Les journaux romands s'organisent après la faillite de Publicitas

Berne (awp/ats) - Suite à la défection de Publicitas, les titres romands ont dû s'organiser rapidement pour assurer la continuité auprès de leurs annonceurs. Principaux touchés, les journaux du Groupe Romandie Combi (ROC) ont transféré le courtage des publicités nationales à Gassmann Media et souvent repris à leur compte les publicités régionales.

"Nous nous étions préparés à toutes les situations. Avec les autres membres du Romandie Combi, nous avons cependant dû réagir très rapidement (après la faillite de Publicitas). En 48 heures, nous avons dû transférer les activités publicitaires nationales auprès de Gassmann", rapporte Thierry Mauron, directeur général du Groupe Saint-Paul, qui détient notamment La Liberté. Le ROC représente La Liberté, Le Nouvelliste, Le Quotidien Jurassien, le Journal du Jura et ArcInfo.

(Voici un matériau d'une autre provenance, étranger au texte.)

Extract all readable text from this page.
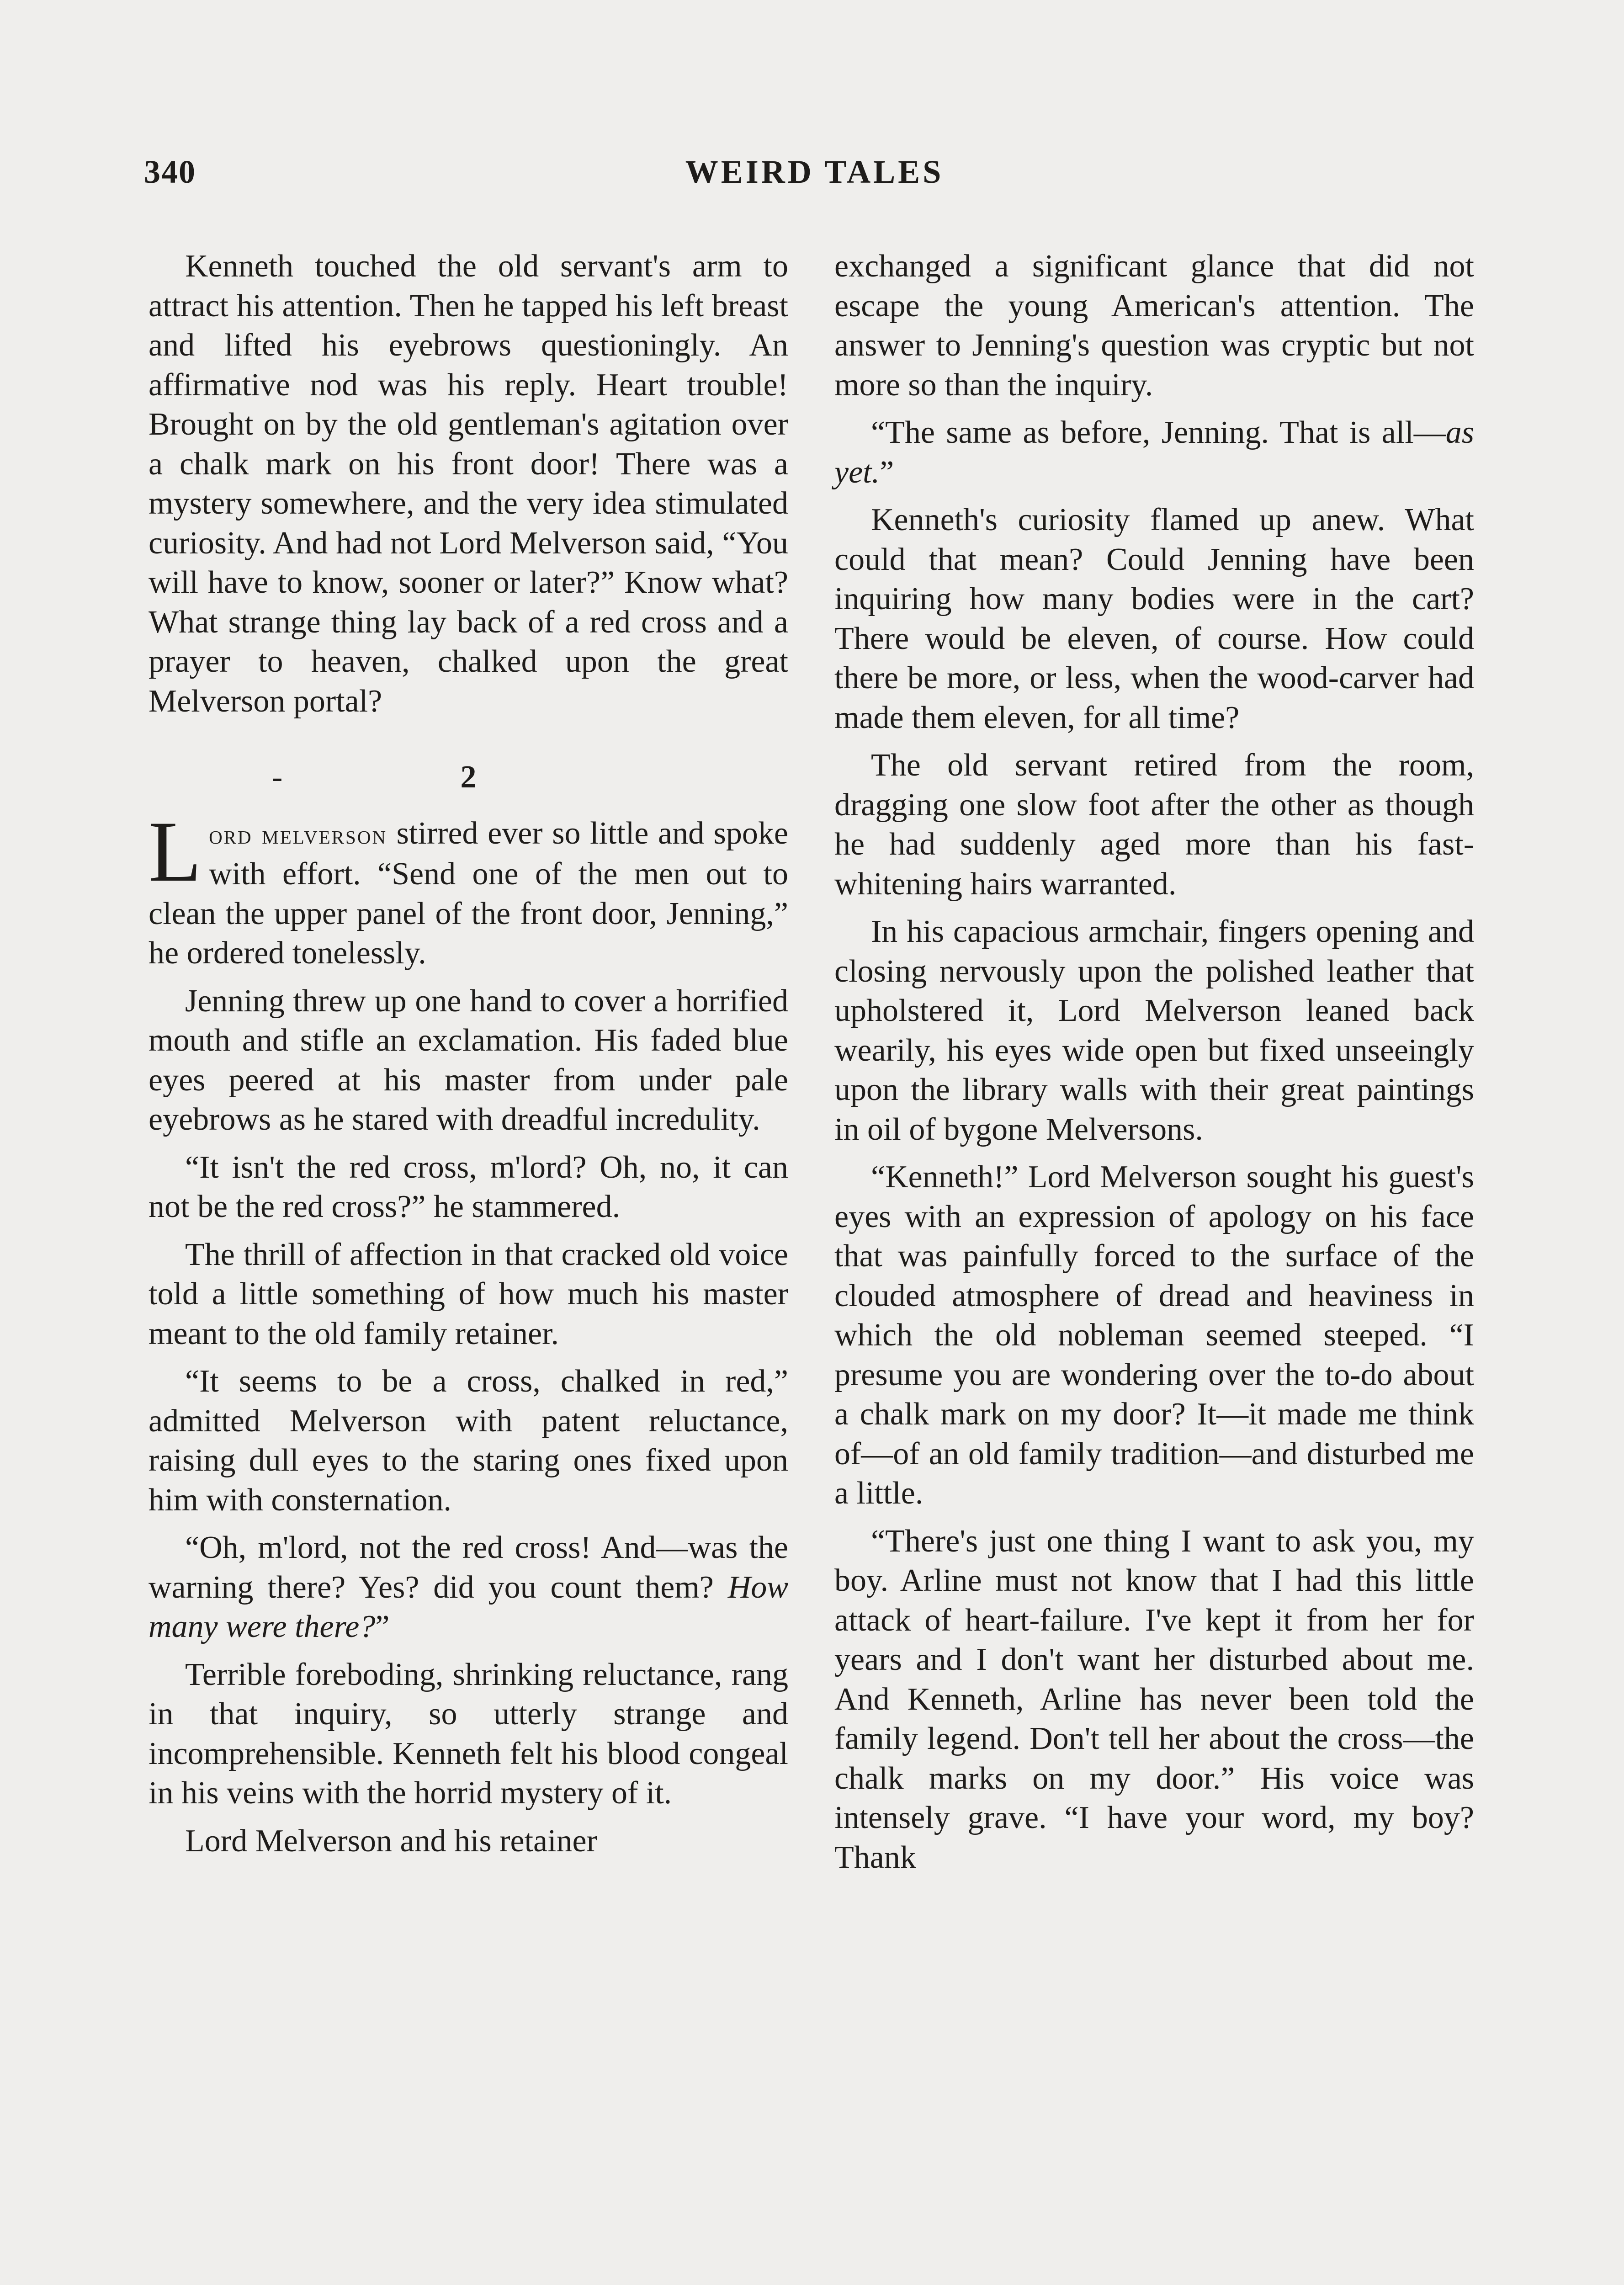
340	WEIRD TALES

Kenneth touched the old servant's arm to attract his attention. Then he tapped his left breast and lifted his eyebrows questioningly. An affirmative nod was his reply. Heart trouble! Brought on by the old gentleman's agitation over a chalk mark on his front door! There was a mystery somewhere, and the very idea stimulated curiosity. And had not Lord Melverson said, “You will have to know, sooner or later?” Know what? What strange thing lay back of a red cross and a prayer to heaven, chalked upon the great Melverson portal?

-	2

Lord melverson stirred ever so little and spoke with effort. “Send one of the men out to clean the upper panel of the front door, Jenning,” he ordered tonelessly.

Jenning threw up one hand to cover a horrified mouth and stifle an exclamation. His faded blue eyes peered at his master from under pale eyebrows as he stared with dreadful incredulity.

“It isn't the red cross, m'lord? Oh, no, it can not be the red cross?” he stammered.

The thrill of affection in that cracked old voice told a little something of how much his master meant to the old family retainer.

“It seems to be a cross, chalked in red,” admitted Melverson with patent reluctance, raising dull eyes to the staring ones fixed upon him with consternation.

“Oh, m'lord, not the red cross! And—was the warning there? Yes? did you count them? How many were there?”

Terrible foreboding, shrinking reluctance, rang in that inquiry, so utterly strange and incomprehensible. Kenneth felt his blood congeal in his veins with the horrid mystery of it.

Lord Melverson and his retainer

exchanged a significant glance that did not escape the young American's attention. The answer to Jenning's question was cryptic but not more so than the inquiry.

“The same as before, Jenning. That is all—as yet.”

Kenneth's curiosity flamed up anew. What could that mean? Could Jenning have been inquiring how many bodies were in the cart? There would be eleven, of course. How could there be more, or less, when the wood-carver had made them eleven, for all time?

The old servant retired from the room, dragging one slow foot after the other as though he had suddenly aged more than his fast-whitening hairs warranted.

In his capacious armchair, fingers opening and closing nervously upon the polished leather that upholstered it, Lord Melverson leaned back wearily, his eyes wide open but fixed unseeingly upon the library walls with their great paintings in oil of bygone Melversons.

“Kenneth!” Lord Melverson sought his guest's eyes with an expression of apology on his face that was painfully forced to the surface of the clouded atmosphere of dread and heaviness in which the old nobleman seemed steeped. “I presume you are wondering over the to-do about a chalk mark on my door? It—it made me think of—of an old family tradition—and disturbed me a little.

“There's just one thing I want to ask you, my boy. Arline must not know that I had this little attack of heart-failure. I've kept it from her for years and I don't want her disturbed about me. And Kenneth, Arline has never been told the family legend. Don't tell her about the cross—the chalk marks on my door.” His voice was intensely grave. “I have your word, my boy? Thank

Au niveau régional, le Groupe Saint-Paul est moins touché, car il dispose de sa propre régie, Média F, créée en 2013. Une sécurité dont ne disposent pas Le Nouvelliste, Le Quotidien Jurassien et Arcinfo. Pour pallier ce manque, ils ont décidé de reprendre les sociétés sous-traitantes de Publicitas dédiées à leur titre.

Le Nouvelliste reprend la régie valaisanne d'ImpactMédias, ainsi que l'ensemble de son personnel. ArcInfo fait de même avec la branche neuchâteloise. Le Quotidien Jurassien créé de son côté Syner J et récupère la majorité des anciens employés de Publicitas dans la région.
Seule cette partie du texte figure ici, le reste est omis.